Where Dragon Fishes are bred…

20 Nov


Well, there is really no such thing as a dragon fish. But to the Chinese, the Arowanas look remarkably similar to a dragon. Although they are highly prized the Chinese because of that but these fishes are not indigenous of this region but are actually from South America. They were obviously brought over a long time ago. There are three main types of Arowanas – the red, gold and green. These are of course the colour of their beautiful dragon-like scales. 

On our journey to ipoh, I drove Fat Monk and Monlam up along the highway along with Jamie, Jean Ai and Wai Meng in Jamie’s car.

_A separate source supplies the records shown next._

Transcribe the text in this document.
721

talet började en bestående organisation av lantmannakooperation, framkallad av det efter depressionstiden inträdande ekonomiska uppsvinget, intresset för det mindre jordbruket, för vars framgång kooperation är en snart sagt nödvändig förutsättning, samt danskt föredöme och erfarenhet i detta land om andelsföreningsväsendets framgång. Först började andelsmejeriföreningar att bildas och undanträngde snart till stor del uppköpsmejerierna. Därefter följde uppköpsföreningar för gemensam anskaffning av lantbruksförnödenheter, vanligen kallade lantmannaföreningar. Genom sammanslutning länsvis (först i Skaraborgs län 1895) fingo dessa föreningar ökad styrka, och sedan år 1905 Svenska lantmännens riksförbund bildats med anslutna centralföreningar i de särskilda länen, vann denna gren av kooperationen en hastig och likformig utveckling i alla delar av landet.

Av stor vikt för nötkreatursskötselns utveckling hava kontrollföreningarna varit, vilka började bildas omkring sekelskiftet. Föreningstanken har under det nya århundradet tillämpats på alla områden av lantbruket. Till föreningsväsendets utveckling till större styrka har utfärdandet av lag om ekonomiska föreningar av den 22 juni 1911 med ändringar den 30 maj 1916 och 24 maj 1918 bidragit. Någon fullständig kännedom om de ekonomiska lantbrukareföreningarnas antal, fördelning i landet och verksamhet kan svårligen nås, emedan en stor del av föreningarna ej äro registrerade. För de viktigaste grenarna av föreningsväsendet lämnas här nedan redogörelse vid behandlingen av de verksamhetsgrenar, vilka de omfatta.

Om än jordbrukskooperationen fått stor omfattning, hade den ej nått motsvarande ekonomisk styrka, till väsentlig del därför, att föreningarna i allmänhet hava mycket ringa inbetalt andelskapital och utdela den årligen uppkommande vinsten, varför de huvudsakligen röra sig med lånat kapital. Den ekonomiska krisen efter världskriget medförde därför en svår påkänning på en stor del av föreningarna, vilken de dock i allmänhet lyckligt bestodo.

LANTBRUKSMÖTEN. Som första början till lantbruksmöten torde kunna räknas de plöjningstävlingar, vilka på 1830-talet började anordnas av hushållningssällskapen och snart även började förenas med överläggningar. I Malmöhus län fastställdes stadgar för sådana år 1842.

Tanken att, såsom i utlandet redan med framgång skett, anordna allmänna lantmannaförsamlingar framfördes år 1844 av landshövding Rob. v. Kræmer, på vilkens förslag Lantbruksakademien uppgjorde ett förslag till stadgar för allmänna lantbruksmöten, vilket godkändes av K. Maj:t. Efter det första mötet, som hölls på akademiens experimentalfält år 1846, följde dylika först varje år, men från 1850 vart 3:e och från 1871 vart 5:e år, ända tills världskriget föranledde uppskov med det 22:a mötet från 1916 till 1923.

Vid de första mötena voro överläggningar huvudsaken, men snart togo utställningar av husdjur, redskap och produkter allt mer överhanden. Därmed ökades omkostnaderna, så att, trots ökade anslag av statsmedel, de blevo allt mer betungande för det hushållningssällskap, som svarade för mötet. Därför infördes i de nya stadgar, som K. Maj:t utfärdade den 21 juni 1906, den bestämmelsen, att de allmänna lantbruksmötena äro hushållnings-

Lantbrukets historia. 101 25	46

Our first destination was the Arowana fish farm and we found our way on a dirt road filled with large industrial fish farms that reared Arowanas. We found our way to Bintong farm and rendezvoused with Rinpoche soon after to check out the farm.


Adolescent and adult Arowanas are reared in these large tanks. Arowanas are predators in their natural habitat where they prey on small fishes and insects in shallow lakes and rivers. Arowanas can live up to 80 years old if they are kept in ideal conditions. 

Here are the incubation tanks where the little Arowanas babies are nursed to maturity. Here, Rinpoche is asking me whether I want to take rebirth as a baby Arowana. I said no of course but the very thought bothered me for a the next hour. 

Look at these poor fellas, having to carry their yoke sacs until maturity. It ain’t fun to take rebirth as one of these guys only to live in a small glass tank for the rest of their long lives!

These are the love ponds of the Arowanas and this is where the male and female Arowanas are placed for love-making and of course reproduction. Arowanas are ‘mouthbrooders’, which means the male keeps the little Arowanas in their mouths until maturity. The caretaker here told us that a typical male fish take approximately 40 to 50 little babies and they don’t eat for that entire month. That is also how the caretaker notice that Arowanas have babies. The male fishes surface at night and the head of the male fishes that are carrying babies are noticeably larger. Rinpoche thinks this is fantastic as it is very rare to have the male take responsibility of child-bearing in the animal realm. 


Here, Monlam gives his best impression of an inviting male Arowana fish – steady, strong, and promises to take care of children… Well not in his mouth of course! Paris! Take hint!